Many readers will remember that, in the run-up to that conference, outgoing ANC president Jacob Zuma had picked his ex-wife, Nkosazana Dlamini-Zuma, to continue his legacy in the ANC. The NDZ grouping, as it was then, boasted that Mabuza and his delegates from Mpumalanga would support their candidacy. In the months before that conference, Mabuza had met with the ANC’s leaders in North West and Gauteng (the so-called “premier league” faction) and they seemed to be at one in their support of Dlamini-Zuma.

In the run-up to the 2017 conference, Dlamini-Zuma seemed to be the front-runner. Her supporters were cock-a-hoop, declaring that victory was in the bag. Their insurance, they said, was that Mabuza was their preferred candidate for the deputy presidency and appeared on their list, meaning he would reciprocate by throwing his province’s weight behind them.

Then something funny happened at the conference itself. When Mabuza gathered with the 708 or so delegates from Mpumalanga to finalise who they would vote for, he refused to endorse Dlamini-Zuma and instead told the delegates to “vote with their conscience”. And so it was that, instead of voting for Dlamini-Zuma as expected, some of the Mpumalanga delegates voted for Ramaphosa, giving him a very slim win to become president of the party.

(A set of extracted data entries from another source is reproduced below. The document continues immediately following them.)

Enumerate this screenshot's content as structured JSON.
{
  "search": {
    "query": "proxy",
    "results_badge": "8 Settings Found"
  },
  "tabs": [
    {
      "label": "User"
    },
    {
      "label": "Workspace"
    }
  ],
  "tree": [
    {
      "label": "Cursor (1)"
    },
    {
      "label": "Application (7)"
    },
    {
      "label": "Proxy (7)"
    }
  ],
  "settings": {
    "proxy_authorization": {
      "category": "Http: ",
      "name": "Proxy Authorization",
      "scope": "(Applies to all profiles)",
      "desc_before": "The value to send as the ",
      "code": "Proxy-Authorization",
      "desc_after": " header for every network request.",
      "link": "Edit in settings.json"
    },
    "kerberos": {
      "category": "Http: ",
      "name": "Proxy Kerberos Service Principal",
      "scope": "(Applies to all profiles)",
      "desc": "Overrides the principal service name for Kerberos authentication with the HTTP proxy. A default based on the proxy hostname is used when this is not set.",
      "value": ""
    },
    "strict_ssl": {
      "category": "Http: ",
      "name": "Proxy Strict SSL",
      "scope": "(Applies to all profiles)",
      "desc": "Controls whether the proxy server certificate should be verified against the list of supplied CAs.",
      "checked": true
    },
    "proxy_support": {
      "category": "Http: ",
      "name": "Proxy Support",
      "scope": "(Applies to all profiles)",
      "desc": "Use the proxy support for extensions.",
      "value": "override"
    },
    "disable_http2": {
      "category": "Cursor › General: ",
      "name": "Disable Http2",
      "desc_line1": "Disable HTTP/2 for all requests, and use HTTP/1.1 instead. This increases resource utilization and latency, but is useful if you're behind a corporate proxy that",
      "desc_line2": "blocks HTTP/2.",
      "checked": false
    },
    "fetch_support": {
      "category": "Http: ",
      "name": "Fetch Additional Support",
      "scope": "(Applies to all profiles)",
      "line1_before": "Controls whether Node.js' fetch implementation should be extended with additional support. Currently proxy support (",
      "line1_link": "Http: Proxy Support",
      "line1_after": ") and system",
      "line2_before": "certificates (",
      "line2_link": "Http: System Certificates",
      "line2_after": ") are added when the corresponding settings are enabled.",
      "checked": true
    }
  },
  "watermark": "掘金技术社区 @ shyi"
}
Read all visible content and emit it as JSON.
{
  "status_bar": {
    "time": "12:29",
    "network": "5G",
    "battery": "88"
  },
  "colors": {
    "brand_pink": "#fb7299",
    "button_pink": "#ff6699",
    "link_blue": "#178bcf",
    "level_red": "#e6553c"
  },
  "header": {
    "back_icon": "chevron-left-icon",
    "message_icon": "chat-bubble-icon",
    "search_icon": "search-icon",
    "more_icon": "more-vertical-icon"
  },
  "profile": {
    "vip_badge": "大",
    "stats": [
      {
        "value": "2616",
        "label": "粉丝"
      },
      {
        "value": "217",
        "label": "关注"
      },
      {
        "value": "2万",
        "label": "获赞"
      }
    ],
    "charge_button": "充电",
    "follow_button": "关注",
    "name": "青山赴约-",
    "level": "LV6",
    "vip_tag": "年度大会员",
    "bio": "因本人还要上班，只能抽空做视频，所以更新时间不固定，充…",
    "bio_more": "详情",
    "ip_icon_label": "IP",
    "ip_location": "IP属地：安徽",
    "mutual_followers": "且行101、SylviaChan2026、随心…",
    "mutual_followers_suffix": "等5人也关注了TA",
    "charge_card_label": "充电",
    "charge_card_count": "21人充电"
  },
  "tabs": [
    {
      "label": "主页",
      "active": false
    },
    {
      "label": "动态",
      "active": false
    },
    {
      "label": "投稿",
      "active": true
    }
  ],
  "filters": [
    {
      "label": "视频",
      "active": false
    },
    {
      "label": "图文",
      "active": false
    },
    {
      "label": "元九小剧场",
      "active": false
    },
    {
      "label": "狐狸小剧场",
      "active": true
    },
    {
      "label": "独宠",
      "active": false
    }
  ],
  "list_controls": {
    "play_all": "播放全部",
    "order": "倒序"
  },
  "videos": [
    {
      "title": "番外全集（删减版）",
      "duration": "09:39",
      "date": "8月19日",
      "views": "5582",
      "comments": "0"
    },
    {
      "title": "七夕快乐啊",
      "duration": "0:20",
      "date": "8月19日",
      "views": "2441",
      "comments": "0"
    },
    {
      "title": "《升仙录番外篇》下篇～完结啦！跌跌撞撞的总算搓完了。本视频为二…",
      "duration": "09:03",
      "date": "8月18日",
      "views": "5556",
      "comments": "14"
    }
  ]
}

One of the highlights of that conference came when the results were announced. Instead of focusing on the person announcing the results, eNCA reporter Nickolaus Bauer trained his camera on the face of Jacob Zuma. As it became clear that Dlamini-Zuma had lost, one could see the shock, anger, confusion, disappointment and myriad other emotions flash across Zuma’s face. He knew it was over. So did we.

What was over was the reign of the Gupta family as leaders of South Africa. Through their hold on Zuma and his family (their television channel, ANN7, even gave Dlamini-Zuma an award as South African of the year in 2015!), they were in charge of appointing cabinet ministers, awarding and receiving state tenders, and all sorts of other mayhem.

Now, there is much that is wrong with South Africa and the ANC in the past five years. South Africans know this because they are the ones sitting in the dark, without water and navigating collapsing infrastructure. They watch as their president prevaricates and stalls while thieves run amok. They wonder when he will wake up and realise the country is on fire.

With all that said, I want to thank Mabuza for that one inspired moment in December 2017 when he refused to continue endorsing the grip of the Gupta and Zuma families on South Africa. A Dlamini-Zuma presidency would have been a continuation of the Zuma presidency, which was a Gupta presidency. It would have been an absolute disaster.

We still don’t know why Mabuza did what he did. It was likely for selfish reasons. That does not matter now — he helped us dodge a bullet at a time when we were at the very end of our tether. For that, I am grateful to him. He did one good thing.

So, goodbye David Mabuza. We won’t miss you much, but I for one will always remember the plane crash you helped us avert.